While in my “innovation and entrepreneurship” course in college I was given the assignment to create a new, useful item from an old, used Pringles can. I immediately channeled my inner McGuyver and sketched a seemingly impossible multifunction device. After months of development, “the students desktop sidekick” was born.
This product was designed with the following functionality:
– Built-in webcam to video record teaching lectures
– LED light to light the desk space when the classroom lights are too dark
– Multifunction screen that displays the time, news headlines, stock quotes, weather forecasts, etc
This product brought me new levels of fame and resulted in me being videorecorded by a local company, invited to speak at the school’s academic symposium and, most importantly, created a following of nerds and computer-science majors who worshiped me as their “buddha”. But since graduating college the product hasn’t been useful to me, so I had to go back to the drawing board…
The newest revision of the “desktop assistant” product line is called “The CEOs Desktop Assistant” and I’ve developed one beta version as a proof-of-concept.
Features:
– Forward facing hidden webcam for videoconferencing and security monitoring
– Integrated speaker for listening to streaming radio, music or tele/video conferences
– New, brighter, hidden LED desktop light
– Sturdy, genuine wood used as frame (as opposed to pringles-can cardboard)

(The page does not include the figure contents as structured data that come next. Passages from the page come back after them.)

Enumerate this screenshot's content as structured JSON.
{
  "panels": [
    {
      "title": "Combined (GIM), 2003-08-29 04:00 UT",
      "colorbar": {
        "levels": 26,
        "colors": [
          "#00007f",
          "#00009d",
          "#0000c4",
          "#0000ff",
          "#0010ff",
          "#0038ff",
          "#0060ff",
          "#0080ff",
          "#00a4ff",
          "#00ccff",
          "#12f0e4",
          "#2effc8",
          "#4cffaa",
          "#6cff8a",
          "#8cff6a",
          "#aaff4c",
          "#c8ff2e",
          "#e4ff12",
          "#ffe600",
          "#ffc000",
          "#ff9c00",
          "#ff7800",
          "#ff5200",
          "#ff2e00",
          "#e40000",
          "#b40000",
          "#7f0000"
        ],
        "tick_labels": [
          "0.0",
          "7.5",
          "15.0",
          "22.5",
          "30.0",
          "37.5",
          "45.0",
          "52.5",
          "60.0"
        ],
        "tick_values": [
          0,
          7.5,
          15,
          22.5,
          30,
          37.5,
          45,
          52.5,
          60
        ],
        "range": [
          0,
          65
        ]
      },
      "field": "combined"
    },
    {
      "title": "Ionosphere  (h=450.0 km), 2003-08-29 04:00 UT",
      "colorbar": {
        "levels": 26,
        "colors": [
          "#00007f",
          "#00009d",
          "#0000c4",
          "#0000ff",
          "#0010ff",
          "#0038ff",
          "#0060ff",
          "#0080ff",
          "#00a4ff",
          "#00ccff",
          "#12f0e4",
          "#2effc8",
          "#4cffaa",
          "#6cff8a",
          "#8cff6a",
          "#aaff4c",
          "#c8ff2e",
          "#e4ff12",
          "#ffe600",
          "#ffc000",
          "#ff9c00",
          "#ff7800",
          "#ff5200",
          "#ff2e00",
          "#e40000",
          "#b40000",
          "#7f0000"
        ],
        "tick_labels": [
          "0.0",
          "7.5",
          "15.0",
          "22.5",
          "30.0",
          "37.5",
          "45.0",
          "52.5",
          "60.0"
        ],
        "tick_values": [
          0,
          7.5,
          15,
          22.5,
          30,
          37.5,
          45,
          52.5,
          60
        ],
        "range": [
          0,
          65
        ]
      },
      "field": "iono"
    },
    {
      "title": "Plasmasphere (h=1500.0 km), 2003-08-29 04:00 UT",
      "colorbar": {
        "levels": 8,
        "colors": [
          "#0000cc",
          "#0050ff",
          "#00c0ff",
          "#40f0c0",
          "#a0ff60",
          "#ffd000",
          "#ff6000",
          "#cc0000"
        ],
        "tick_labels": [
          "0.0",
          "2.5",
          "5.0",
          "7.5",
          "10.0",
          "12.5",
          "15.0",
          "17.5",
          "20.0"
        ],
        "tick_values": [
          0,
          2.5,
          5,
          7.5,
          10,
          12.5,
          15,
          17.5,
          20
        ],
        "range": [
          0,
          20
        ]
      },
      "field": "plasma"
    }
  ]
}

– Glass used to protect LCD screen from scratches
– Tinted front glass and glossy, smoke-grey interior paint to give the illusion of an empty black box when not in use
– LCD screen displaying subjects of newest emails, weather, latest geremology.com journal entries, stock quotes, current date and time, computer status, etc
A feature that will be implemented very, very soon is an alarm system that works with motion detection. When the camera senses movement, it will snap a picture of the intruder, email it to my email address, sound an alarm with the built-in speakers, and flash the words INTRUDER ALERT on the LCD screen…all from the inconspicuous black box on the desk.